Arthur Conan Doyle, himself, warns you: “If you want a little realism and if you are determined to make your characters doctors and not puppets, you can not avoid portraying the dark side of their practice that, Moreover, it is essential for physicians and surgeons at first sight. It is true that they see many wonderful things, heroism and strength of character, love and sacrifice. But they are also confronted (because we always say confronted with this case) with suffering and hardship. It is impossible to write only the laughing and joyful aspects of the life of these practitioners.

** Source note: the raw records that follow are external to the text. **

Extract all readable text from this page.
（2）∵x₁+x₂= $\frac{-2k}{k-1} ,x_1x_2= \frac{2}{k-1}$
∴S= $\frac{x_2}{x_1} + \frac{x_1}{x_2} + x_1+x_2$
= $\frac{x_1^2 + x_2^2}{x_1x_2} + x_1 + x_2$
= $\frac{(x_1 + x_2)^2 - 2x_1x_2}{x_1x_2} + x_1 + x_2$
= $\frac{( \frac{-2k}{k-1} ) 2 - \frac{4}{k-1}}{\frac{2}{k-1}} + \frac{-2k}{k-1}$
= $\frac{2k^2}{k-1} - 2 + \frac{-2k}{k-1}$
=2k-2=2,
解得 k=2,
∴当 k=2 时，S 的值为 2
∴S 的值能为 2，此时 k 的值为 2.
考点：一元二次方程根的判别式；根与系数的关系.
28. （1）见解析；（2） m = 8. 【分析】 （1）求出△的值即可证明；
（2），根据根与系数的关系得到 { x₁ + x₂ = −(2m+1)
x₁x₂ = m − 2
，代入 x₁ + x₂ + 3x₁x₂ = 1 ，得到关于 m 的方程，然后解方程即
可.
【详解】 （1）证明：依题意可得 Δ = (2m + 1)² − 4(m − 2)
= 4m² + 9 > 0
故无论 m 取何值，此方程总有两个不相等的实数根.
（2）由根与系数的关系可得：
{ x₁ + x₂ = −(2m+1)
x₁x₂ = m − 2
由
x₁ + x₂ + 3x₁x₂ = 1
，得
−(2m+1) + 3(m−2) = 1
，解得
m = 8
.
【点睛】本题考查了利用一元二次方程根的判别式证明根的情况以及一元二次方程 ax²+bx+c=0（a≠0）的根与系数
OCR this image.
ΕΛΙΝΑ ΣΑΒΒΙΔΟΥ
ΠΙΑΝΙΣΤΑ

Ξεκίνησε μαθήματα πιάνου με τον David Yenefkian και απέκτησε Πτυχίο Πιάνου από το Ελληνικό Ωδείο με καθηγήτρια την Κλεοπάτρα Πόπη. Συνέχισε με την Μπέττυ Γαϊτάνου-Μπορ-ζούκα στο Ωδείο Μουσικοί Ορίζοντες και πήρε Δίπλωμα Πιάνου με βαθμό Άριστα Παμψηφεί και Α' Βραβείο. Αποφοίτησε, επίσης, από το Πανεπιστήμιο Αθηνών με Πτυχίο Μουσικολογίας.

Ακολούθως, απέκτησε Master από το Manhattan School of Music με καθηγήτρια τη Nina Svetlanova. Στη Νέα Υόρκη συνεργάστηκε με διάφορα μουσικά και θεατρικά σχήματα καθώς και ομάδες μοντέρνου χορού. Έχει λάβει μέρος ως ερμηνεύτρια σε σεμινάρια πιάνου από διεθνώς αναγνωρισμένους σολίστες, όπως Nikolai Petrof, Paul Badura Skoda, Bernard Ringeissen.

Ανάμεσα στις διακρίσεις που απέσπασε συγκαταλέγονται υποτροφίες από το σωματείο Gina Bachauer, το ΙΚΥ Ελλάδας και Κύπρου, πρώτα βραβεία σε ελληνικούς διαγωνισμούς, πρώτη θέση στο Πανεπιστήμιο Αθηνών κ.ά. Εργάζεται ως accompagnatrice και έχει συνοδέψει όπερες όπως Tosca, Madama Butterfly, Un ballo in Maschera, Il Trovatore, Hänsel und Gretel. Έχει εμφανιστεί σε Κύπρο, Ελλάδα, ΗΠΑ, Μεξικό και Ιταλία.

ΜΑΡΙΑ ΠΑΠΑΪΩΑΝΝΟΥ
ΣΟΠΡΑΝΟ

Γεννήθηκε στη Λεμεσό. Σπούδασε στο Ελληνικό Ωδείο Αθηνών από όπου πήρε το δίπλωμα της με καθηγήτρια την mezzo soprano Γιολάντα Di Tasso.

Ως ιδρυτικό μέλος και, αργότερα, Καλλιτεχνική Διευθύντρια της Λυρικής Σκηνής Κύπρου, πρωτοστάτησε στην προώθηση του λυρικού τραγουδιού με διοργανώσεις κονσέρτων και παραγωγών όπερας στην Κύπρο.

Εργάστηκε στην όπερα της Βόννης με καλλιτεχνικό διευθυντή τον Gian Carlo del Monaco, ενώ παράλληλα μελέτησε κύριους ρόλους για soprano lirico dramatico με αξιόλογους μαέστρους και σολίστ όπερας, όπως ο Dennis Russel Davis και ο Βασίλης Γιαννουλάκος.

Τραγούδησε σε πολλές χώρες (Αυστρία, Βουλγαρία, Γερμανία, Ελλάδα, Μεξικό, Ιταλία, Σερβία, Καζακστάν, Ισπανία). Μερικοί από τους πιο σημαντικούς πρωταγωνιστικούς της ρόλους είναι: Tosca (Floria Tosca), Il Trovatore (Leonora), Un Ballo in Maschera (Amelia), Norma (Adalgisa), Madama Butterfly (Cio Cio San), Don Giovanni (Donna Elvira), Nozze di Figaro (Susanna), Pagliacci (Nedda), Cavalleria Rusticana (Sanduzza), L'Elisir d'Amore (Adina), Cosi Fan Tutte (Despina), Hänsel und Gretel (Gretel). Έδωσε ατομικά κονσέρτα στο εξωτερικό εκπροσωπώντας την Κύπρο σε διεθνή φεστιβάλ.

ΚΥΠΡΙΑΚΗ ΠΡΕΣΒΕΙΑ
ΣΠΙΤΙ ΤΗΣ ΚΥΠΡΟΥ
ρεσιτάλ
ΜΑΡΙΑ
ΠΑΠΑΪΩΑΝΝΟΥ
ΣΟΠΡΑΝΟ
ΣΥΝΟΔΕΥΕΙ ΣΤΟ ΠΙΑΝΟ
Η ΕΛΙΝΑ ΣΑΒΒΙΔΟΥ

“Then why make a book, will you ask me? Because fiction, for me, is “at home” as much to narrate what is painful as what is happy. To avoid describing hours of anxiety can start from a good feeling but much less, I think, than trying to honestly present the most serious aspects of life. A story that will surprise the reader, disturb his prejudices, shock him and inspire him some serious reflections, will be much more capable of making realize the aspects stimulating and realistic, often bitter indeed, but which contribute to the result. This is the effect I hope for some of the stories in this little collection. I confess that I had so far shared your feelings and had refrained from proposing them for wide distribution. But in this book, the reader will understand that its contents are medical news and, may, if he or she so decides, avoid them. (Letter to an American friend in The Arthur Conan Doyle Encyclopedia, Round the Red Lamp)
So avoid, if you wish, this little collection, sometimes hilarious and often disturbing … We find there a bit of joking humor of Jerome K. Jerome – then publisher of The Idler – who had blown the idea to Arthur Conan Doyle two years before publication. The title of this collection, published in 1894, Round the Red Lamp, refers to the red lamp which was then the sign commonly indicating the office of a doctor.